In the United States, where he studied and worked in the 1970s and ’80s, Tinubu is still a suspect in connection with a Chicago heroin ring he allegedly operated with his wife and three other family members. In 1993 Tinubu forfeited $460,000 to American authorities, who believe he trafficked drugs and laundered the proceeds.
But wait, there’s more:
Beneath the surface, literally, Boko Haram was making it possible for illicit operators to lay claim to the area for their own purposes, and to pump oil from Nigeria’s underground reserves to Chad. Using 3-D drilling, Chad operators can extract Nigerian oil — without violating Nigerian property rights — to sell on open markets. One benefactor of the arrangement is Ali Modu Sheriff, a leading politician in the North, Borno State governor until 2011, and an alleged sponsor of Boko Haram, who is close friends with longtime Chad President Idriss Déby.

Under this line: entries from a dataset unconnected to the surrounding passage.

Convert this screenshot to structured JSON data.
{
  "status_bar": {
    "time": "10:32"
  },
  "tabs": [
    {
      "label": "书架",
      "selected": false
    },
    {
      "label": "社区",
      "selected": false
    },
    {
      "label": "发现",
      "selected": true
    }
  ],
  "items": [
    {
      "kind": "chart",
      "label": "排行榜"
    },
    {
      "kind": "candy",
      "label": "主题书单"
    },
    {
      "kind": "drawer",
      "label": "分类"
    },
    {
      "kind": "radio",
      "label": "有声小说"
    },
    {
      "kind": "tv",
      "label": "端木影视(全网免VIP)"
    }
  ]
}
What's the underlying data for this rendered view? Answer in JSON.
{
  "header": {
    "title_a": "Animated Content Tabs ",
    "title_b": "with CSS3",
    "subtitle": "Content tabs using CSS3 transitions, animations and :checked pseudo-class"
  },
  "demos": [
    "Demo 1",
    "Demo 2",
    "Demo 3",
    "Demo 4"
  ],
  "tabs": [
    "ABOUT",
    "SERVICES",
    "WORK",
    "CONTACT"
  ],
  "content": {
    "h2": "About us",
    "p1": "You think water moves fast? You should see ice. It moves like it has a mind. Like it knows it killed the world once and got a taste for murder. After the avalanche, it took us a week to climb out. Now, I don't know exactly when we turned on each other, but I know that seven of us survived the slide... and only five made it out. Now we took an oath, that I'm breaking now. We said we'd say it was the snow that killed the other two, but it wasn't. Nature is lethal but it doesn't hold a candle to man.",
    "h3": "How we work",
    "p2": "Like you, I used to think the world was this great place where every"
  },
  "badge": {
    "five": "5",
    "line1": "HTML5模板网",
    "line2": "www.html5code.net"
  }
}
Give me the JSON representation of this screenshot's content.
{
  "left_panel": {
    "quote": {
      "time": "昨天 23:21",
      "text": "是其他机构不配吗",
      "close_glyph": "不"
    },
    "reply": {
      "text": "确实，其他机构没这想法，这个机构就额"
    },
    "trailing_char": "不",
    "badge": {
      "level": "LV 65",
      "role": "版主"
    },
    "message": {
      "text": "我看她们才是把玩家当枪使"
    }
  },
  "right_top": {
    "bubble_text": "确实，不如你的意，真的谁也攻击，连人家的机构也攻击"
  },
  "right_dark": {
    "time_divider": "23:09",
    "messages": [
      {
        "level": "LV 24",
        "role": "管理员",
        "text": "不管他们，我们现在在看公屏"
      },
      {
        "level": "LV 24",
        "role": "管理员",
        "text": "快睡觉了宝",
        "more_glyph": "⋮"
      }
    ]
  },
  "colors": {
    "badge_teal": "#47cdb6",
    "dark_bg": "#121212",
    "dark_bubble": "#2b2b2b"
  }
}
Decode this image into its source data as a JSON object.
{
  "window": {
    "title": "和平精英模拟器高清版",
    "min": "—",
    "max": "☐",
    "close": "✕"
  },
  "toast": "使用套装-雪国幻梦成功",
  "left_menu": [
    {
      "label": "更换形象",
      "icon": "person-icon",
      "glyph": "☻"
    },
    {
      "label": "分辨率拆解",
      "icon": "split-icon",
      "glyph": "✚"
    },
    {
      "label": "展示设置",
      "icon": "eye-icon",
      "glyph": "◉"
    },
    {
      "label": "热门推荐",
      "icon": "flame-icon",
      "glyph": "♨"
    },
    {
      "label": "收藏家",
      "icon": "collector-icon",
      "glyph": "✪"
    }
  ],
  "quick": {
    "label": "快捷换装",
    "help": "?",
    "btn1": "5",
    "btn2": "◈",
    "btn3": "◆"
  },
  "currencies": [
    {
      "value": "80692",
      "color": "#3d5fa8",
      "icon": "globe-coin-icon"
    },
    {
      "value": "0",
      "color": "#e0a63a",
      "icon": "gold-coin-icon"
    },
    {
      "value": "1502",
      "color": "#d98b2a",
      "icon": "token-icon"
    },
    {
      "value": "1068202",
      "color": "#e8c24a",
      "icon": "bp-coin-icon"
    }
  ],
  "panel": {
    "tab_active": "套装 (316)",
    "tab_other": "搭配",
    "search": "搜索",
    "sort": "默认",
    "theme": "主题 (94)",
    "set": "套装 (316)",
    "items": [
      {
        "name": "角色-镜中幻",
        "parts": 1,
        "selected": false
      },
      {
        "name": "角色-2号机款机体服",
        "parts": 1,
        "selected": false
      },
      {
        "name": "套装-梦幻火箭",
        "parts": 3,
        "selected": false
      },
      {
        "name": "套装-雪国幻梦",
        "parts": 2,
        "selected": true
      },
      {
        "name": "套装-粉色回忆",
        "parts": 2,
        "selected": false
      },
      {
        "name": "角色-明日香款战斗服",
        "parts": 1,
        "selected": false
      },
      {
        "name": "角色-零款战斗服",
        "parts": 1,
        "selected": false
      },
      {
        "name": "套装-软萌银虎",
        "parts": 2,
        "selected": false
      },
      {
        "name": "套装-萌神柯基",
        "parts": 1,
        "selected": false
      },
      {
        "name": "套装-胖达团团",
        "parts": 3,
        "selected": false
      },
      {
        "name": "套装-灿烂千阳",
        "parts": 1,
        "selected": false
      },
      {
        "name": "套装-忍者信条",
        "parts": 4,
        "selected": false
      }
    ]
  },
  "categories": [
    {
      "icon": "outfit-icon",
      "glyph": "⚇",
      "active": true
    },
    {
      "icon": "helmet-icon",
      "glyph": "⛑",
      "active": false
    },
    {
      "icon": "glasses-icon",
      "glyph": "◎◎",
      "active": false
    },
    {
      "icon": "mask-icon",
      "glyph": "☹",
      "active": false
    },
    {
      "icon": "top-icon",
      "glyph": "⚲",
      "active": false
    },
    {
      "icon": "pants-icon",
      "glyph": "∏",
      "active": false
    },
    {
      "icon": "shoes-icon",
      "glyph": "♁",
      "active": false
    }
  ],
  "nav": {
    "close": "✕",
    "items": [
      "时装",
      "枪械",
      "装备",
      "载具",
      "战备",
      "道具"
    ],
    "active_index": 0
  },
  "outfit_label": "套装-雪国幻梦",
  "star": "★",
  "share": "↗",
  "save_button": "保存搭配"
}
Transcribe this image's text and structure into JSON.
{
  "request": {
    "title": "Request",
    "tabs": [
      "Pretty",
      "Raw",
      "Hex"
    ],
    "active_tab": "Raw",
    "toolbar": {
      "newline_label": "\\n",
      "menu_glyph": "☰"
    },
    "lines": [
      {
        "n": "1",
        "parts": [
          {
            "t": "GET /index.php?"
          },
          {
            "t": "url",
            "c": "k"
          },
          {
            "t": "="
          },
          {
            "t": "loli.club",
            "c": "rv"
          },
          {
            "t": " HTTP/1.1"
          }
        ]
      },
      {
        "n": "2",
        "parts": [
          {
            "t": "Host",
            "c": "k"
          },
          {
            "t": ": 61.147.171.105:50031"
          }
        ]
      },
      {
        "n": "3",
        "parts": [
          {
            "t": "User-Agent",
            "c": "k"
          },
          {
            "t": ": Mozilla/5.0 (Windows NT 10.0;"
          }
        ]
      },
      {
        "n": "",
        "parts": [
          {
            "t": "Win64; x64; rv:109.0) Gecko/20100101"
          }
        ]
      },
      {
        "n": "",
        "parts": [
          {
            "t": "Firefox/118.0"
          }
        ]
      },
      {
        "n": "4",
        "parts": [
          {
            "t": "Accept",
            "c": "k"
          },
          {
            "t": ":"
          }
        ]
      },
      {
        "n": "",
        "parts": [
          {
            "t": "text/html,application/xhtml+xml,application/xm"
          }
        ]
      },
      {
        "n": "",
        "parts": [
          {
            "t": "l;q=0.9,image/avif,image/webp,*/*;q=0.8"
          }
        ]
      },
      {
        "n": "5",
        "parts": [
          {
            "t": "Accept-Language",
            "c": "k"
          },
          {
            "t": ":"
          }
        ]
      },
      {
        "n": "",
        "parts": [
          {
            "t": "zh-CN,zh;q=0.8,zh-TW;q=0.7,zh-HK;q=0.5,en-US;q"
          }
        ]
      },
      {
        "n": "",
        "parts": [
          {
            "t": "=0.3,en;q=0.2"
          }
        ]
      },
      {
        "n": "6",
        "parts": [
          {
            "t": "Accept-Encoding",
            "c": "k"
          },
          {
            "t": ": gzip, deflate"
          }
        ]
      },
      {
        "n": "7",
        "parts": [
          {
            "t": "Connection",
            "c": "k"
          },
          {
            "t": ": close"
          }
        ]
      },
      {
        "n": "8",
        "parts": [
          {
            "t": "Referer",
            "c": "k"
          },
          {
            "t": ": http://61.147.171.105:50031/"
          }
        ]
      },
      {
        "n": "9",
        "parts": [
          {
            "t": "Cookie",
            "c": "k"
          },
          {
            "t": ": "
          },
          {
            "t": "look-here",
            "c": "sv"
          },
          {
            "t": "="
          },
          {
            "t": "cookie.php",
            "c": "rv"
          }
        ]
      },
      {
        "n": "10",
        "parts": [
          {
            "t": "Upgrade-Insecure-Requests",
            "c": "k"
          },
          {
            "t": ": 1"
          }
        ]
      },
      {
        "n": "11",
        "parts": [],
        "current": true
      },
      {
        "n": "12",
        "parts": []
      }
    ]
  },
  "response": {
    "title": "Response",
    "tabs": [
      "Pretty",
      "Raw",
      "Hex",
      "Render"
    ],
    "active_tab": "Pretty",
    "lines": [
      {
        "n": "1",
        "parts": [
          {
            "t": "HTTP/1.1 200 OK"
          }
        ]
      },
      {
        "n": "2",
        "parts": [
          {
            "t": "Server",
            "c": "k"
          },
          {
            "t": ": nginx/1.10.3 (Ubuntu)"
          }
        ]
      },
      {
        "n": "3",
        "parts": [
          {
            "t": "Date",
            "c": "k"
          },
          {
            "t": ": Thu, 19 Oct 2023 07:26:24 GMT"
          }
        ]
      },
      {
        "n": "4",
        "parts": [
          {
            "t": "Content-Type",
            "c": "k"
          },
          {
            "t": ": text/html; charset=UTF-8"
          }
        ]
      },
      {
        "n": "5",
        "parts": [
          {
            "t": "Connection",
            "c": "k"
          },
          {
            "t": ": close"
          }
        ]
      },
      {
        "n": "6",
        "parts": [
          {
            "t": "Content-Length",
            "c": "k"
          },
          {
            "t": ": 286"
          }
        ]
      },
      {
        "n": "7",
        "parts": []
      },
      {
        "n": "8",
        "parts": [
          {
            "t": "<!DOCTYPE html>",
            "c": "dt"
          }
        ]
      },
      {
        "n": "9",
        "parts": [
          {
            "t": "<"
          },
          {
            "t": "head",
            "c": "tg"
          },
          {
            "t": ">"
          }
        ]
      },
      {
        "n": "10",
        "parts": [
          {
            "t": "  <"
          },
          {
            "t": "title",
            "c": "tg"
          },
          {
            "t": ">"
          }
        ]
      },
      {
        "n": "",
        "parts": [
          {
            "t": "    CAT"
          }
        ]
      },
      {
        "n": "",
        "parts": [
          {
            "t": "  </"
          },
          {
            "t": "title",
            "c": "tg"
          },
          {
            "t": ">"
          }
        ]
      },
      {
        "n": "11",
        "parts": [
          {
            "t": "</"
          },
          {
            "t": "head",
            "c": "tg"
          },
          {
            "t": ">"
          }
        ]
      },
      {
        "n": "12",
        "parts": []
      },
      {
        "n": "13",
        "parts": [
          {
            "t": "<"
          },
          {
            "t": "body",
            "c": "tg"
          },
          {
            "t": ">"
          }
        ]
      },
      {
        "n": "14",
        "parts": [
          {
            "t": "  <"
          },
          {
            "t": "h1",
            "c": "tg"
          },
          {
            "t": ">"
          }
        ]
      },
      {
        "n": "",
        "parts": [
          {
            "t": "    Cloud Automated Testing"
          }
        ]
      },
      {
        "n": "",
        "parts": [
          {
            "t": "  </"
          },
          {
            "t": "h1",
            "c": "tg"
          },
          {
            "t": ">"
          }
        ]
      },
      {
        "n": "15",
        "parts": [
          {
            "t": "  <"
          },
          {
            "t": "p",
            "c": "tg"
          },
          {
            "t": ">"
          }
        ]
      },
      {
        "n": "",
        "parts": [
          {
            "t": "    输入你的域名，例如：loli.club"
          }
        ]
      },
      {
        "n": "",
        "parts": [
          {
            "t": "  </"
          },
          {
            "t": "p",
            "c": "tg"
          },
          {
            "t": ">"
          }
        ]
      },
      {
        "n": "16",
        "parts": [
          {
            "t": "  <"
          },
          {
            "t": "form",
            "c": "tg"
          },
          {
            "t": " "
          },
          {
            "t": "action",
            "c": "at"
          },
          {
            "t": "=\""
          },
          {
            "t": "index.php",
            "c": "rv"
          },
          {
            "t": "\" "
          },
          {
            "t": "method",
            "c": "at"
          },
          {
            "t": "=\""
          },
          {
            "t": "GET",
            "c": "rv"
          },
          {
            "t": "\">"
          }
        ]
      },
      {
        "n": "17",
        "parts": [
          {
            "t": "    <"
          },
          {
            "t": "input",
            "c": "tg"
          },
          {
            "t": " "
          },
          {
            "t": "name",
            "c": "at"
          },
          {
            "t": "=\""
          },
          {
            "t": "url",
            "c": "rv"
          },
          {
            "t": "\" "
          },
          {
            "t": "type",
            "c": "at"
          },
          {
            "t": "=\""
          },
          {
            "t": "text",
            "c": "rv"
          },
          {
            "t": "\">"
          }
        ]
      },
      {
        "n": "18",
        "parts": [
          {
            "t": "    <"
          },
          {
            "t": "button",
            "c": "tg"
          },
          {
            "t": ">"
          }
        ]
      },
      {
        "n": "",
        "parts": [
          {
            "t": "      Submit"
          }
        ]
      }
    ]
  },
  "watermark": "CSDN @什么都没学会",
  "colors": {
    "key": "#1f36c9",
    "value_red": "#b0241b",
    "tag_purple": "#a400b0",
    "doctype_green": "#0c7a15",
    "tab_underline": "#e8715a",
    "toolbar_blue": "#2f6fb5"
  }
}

The very terrorism that seems to be deterring oil exploration in reality can help illicit extraction, forcing residents to flee and giving cover to under-the-table oil traders. In 2015, a year when overall oil prices dipped 6 percent, Lawal’s Erin Energy stock value skyrocketed 295 percent—the best-performing oil and gas stock in the United States.
Of course, Hillary’s defenders will claim all of this — Clinton obstructing the terrorist designation of what is now the most lethal terrorist organization in the world on behalf of Clinton Foundation donors and close Clinton family confidantes — is crazy conspiracy talk.
But they also said that about Hillary’s role in the fast-tracking approval of Russia’s acquisition of a large chunk of America’s uranium supply — while the Clinton Foundation was taking money from those profiting from the deal.